La sortie de son premier album Total Strife Forever était le résultat d’un effort introspectif. Seul avec ses machines, William Doyle délivrait des sons bruts et froids, mais déjà au combien touchants. Il subsistait encore un peu de lumière avec le marquant Dripping Down par exemple, on restait tout de même loin des miscellanées pop dont regorge Culture Of Volume. Exceptés l’extrait sus-cité et quelques rares autres, le chant n’était pas l’une des pièces maitresses de sa précédente oeuvre.


S’il n’a pas réellement su s’exporter en France, l’Angleterre a vu en lui les signes d’une future égérie de la scène musicale nationale. Il suffisait de passer quelques jours à Londres pour voir les affiches mettant à l’honneur Total Strife Forever couvertes d’étoiles par les spécialistes, une habitude de l’autre côté de la Manche. Aujourd’hui, East India Youth revient avec Culture Of Volume, un résultat toujours aussi personnel cependant marqué par les rencontres qu’il a pu faire au fur et à mesure de l’évolution positive de ce qui n’était au départ qu’un projet.


Laisser entrer le soleil


Cela s’apparentait à une éclipse solaire, mais cette dernière a laissé place à un véritable et beau soleil à l’image des deux pochettes. Celle qui illustre son premier album est le fruit de quelques coups de pinceaux dans les teintes grises et bleues, la seconde photographiée est dans les tons orangés. Bien que pas tout à fait nette, elle reflète le travail de l’artiste au fil de ses années de production. Sa forme devient lumineuse, même si le fond traite toujours d’anxiété et autres maux d’une vie que l’on se doit de dominer.

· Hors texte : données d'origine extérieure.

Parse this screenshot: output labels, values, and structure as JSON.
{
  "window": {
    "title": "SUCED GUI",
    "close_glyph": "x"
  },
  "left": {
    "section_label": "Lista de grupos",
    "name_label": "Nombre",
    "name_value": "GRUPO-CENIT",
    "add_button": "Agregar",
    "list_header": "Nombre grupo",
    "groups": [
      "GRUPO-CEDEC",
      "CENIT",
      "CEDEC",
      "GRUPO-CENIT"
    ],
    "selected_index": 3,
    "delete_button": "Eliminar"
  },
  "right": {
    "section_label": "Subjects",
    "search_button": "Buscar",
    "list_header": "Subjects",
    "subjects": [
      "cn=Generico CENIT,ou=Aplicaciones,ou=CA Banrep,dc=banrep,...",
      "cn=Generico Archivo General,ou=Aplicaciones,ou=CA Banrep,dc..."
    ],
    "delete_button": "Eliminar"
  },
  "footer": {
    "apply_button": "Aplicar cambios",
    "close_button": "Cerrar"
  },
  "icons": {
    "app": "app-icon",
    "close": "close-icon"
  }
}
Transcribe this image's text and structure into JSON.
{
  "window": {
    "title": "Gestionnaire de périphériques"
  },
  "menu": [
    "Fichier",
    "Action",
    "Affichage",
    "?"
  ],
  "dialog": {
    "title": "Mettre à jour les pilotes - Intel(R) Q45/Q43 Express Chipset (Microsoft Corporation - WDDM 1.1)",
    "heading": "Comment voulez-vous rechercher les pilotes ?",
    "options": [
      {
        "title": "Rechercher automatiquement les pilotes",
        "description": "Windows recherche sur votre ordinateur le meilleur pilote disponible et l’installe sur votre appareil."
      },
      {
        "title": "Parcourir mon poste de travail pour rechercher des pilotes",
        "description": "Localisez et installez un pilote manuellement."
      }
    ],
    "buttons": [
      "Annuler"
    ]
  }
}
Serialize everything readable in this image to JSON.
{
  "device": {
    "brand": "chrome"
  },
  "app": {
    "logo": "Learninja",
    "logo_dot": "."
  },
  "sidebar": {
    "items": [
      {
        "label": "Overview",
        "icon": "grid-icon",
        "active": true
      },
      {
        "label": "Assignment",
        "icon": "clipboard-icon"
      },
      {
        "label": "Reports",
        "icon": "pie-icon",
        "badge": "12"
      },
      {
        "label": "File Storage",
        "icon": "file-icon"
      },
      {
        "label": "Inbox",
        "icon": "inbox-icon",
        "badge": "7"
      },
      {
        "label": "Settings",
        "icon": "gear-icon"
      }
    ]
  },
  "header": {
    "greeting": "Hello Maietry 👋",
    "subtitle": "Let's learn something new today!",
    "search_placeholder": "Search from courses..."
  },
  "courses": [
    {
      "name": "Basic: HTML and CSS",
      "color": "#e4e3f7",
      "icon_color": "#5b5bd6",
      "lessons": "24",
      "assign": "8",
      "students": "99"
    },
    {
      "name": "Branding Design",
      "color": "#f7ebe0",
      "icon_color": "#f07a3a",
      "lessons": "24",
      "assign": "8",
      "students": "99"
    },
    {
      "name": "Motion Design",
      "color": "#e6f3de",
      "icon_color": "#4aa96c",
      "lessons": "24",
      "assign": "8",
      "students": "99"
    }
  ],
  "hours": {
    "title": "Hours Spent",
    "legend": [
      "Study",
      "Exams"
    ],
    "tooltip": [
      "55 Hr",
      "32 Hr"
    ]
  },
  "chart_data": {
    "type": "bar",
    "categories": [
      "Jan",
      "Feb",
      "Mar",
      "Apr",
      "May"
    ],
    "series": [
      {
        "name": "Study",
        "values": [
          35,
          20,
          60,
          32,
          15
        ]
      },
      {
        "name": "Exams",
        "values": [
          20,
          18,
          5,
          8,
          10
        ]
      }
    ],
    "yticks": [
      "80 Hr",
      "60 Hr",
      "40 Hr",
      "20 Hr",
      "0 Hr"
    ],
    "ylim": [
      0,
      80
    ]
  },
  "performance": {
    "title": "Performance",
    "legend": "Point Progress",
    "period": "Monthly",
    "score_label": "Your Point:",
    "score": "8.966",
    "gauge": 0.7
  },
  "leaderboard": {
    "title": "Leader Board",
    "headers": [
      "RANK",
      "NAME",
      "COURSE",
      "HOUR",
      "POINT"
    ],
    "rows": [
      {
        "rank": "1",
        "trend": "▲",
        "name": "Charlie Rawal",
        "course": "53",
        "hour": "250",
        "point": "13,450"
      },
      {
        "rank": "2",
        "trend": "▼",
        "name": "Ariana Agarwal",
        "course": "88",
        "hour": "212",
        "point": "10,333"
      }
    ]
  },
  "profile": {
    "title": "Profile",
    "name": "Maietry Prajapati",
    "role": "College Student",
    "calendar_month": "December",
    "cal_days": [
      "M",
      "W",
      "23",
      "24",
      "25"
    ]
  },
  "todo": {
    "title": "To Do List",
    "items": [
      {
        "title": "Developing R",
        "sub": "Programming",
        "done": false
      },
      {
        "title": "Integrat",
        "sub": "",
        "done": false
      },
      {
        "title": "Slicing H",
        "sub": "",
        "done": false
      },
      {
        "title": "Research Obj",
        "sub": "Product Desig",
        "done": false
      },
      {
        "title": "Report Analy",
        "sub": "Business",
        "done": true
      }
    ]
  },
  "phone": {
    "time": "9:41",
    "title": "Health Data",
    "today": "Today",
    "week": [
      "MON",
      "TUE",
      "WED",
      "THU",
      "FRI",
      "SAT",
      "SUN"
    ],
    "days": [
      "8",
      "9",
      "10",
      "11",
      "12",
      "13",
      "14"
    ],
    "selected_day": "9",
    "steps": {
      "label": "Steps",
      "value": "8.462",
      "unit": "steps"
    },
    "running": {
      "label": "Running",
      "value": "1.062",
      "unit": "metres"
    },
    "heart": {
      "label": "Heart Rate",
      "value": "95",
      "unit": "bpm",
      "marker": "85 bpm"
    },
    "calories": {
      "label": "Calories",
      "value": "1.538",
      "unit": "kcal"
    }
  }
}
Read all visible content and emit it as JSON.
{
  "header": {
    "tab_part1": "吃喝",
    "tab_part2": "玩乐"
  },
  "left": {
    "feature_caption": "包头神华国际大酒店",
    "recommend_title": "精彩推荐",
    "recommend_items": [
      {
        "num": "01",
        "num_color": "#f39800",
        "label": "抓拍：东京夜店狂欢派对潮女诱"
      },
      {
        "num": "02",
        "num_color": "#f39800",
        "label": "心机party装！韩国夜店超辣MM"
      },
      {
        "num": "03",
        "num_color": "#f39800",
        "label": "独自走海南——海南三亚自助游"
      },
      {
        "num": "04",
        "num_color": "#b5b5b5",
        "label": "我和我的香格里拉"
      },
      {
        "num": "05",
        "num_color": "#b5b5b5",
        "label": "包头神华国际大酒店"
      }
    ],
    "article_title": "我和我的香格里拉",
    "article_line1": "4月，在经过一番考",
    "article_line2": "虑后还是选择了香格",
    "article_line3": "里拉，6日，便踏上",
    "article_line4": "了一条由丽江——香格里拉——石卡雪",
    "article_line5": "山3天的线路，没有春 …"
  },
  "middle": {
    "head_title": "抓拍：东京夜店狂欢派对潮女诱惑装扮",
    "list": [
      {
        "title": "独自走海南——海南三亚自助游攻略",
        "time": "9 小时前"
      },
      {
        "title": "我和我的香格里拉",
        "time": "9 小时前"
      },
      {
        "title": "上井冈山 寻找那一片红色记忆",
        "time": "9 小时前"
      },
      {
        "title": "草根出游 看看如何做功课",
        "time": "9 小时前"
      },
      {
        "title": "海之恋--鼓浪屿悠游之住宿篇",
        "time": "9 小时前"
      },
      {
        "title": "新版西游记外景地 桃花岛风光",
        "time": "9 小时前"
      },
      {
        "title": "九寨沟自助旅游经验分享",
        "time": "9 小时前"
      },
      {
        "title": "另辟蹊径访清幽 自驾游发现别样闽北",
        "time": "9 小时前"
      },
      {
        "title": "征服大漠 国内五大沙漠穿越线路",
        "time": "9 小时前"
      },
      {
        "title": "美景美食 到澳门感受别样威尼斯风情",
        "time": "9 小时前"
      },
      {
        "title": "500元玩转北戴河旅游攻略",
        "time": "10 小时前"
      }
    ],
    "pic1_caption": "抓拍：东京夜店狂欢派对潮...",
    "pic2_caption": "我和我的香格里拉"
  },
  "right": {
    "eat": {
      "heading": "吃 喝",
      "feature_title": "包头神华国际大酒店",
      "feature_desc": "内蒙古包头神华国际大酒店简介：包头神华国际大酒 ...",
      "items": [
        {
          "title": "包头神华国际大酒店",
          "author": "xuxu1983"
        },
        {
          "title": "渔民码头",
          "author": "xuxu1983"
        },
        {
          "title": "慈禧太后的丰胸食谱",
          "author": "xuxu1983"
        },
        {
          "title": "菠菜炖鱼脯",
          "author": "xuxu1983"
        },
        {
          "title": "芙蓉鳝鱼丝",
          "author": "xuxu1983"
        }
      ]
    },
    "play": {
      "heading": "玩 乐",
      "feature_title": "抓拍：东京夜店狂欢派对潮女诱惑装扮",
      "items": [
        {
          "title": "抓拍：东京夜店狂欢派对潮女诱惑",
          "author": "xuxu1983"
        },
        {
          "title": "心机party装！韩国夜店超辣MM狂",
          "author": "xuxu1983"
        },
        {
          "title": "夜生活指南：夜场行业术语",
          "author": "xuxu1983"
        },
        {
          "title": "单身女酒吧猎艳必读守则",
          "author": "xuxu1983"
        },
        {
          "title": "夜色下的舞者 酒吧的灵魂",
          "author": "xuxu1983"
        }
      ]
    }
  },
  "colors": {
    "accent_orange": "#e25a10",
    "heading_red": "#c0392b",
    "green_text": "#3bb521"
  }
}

Digne des plus grands films de science-fiction, l’introduction The Juddering nous embarque dans un voyage assez ahurissant où l’on entendrait le bruit des pales d’un hélicoptère. Sauf qu’ici, l’ambition est décuplée. On ne cherche pas à utiliser ce moyen de locomotion pour se rendre sur le green et faire son 18 trous. Non, l’idée est clairement de nous faire quitter la Terre pour aller marcher ensemble sur la Lune. Du coup, on oublie l’hélicoptère et on se contente de fermer les yeux pendant ses 55 minutes et 12 secondes qui constituent la durée totale d’un album somptueux. Et puisque la Lune ce n’est pas pour tout de suite, on vous laisse faire l’interprétation de votre propre voyage.


Pop et ambitieux


East India Youth a beau être l’invention d’un seul homme, William Doyle ne nous a jamais autant fait ressentir l’envie de devenir leader de son propre bateau. Noyé par les synthétiseurs lors de son précédent album, il sait maintenant les faire taire et prendre la main. S’il donnait l’impression auparavant de ne pas avoir le contrôle sur tout ce qu’il sortait, le problème est désormais enterré. En gagnant en autorité, il obtient la sympathie d’un public qui ne lui aurait pas été accessible autrement. Laisser une place plus importante au chant était une nécessité.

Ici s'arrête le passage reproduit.